Similarity search on Stack Overflow posts

Stack Overflow posts


In [ ]:
%%sql -d standard
SELECT 
  id, title, body, view_count, tags
FROM
  `gcp-samples2.stackoverflow_demo.top100K_posts`
ORDER BY
  view_count DESC
LIMIT
  5

Segmentation


In [ ]:
%%sql -d standard
CREATE TEMPORARY FUNCTION segmentation(body STRING)
RETURNS ARRAY<STRING>
LANGUAGE js AS """

// remove HTML tags, convert to lowercase and extract words
return body.replace(/(<[^>]+>|&#[^;]+;)/g, '').toLowerCase().match(/\\w\\w+/g);

""";

SELECT
  id, 
  segmentation(CONCAT(title, body, tags)) as words
FROM
  `gcp-samples2.stackoverflow_demo.top100K_posts`
LIMIT
  5

# (for full query on 10M posts takes about 30 secs with 14.1GB)

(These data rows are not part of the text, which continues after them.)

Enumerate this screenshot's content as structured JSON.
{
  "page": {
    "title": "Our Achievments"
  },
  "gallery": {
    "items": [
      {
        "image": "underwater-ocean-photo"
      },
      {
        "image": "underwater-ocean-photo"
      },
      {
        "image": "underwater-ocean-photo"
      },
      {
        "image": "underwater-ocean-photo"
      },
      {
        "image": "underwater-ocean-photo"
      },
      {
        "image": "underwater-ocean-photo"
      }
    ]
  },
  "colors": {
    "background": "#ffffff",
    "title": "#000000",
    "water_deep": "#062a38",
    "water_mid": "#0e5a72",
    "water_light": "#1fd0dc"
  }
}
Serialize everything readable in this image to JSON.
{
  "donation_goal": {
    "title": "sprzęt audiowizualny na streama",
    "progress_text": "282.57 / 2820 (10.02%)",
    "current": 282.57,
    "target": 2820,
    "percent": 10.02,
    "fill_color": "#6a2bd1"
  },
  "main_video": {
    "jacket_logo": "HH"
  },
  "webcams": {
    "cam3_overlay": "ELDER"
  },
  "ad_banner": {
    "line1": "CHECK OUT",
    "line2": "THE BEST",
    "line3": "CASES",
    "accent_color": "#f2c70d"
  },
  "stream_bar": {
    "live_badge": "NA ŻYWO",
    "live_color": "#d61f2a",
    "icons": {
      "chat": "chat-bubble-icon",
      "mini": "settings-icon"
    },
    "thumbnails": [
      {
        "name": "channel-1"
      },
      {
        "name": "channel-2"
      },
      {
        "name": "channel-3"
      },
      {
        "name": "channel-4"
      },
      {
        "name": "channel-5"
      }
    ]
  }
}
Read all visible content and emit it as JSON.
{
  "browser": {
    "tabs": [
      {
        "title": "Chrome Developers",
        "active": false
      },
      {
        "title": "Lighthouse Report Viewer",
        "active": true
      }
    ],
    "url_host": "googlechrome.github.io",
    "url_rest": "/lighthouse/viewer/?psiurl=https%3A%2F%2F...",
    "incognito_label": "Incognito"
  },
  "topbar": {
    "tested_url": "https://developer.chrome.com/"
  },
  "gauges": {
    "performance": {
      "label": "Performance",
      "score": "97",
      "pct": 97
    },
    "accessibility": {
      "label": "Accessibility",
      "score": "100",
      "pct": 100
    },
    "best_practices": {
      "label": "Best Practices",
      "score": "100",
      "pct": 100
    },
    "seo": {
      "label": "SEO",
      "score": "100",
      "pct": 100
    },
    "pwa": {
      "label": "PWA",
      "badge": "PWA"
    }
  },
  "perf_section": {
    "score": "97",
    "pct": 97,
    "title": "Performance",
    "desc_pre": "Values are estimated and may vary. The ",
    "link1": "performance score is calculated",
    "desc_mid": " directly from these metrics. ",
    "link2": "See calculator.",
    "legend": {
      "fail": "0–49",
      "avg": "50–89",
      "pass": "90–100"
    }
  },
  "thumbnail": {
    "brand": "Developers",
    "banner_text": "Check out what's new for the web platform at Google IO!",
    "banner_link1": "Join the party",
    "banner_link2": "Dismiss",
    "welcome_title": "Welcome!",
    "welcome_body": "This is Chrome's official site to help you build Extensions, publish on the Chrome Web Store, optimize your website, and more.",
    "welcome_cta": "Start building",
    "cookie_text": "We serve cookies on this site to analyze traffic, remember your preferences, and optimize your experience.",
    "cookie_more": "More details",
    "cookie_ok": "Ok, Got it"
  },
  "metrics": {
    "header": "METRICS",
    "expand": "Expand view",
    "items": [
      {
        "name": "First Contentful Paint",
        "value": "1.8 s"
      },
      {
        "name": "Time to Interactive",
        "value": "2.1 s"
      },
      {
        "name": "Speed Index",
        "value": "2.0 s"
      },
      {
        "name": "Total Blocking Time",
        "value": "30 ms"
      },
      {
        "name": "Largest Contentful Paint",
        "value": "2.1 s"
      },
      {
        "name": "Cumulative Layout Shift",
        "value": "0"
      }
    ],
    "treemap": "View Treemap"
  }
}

Calculate Feature Vectors (TF-IDF) for each post


In [ ]:
%%sql -d standard
CREATE TEMPORARY FUNCTION calc_tf_idf(words ARRAY<STRING>)
RETURNS STRING
LANGUAGE js AS """

// count each word in this post
var word_count = new Object();
for (word of words) {
  if (word_count[word]) {
    word_count[word]++;
  } else {
    word_count[word] = 1;
  }
}

// calculate TF-IDF values for each word
// tf = word count / total word count
// idf = log (100K posts / # of posts with the word)
// tf_idf = tf * idf
var total_posts = 100000;
var words_in_post = words.length;
var tf_idf = new Object();
var norm_sum = 0;
for (word in word_count) {
  if (word_dict[word] == null) {
    word_dict[word] = 1;
  }
  var tf = (word_count[word] / words_in_post);
  var idf = Math.log(total_posts / word_dict[word]);
  tf_idf[word] = tf * idf;
  norm_sum += tf_idf[word]^2;
}

// normarizing TF-IDF values with L2 norm
for (word in tf_idf) {
  tf_idf[word] = (tf_idf[word] / Math.sqrt(norm_sum)).toFixed(5);
  if (tf_idf[word] < 0.01) {
    delete tf_idf[word]; // remove trivial words
  }
}

return JSON.stringify(tf_idf);

"""
OPTIONS (
  library="gs://gcp-samples2-stackoverflow/word_dict_0.js",
  library="gs://gcp-samples2-stackoverflow/word_dict_1.js",
  library="gs://gcp-samples2-stackoverflow/word_dict_2.js",
  library="gs://gcp-samples2-stackoverflow/word_dict_3.js",
  library="gs://gcp-samples2-stackoverflow/word_dict_4.js",
  library="gs://gcp-samples2-stackoverflow/word_dict_5.js",
  library="gs://gcp-samples2-stackoverflow/word_dict_6.js"
);

SELECT
  id, calc_tf_idf(words) AS tf_idf
FROM
  `gcp-samples2.stackoverflow_demo.top100K_posts_segmented` AS posts
LIMIT
  10

# (for full query on 10M posts takes 50 secs with 12.2GB)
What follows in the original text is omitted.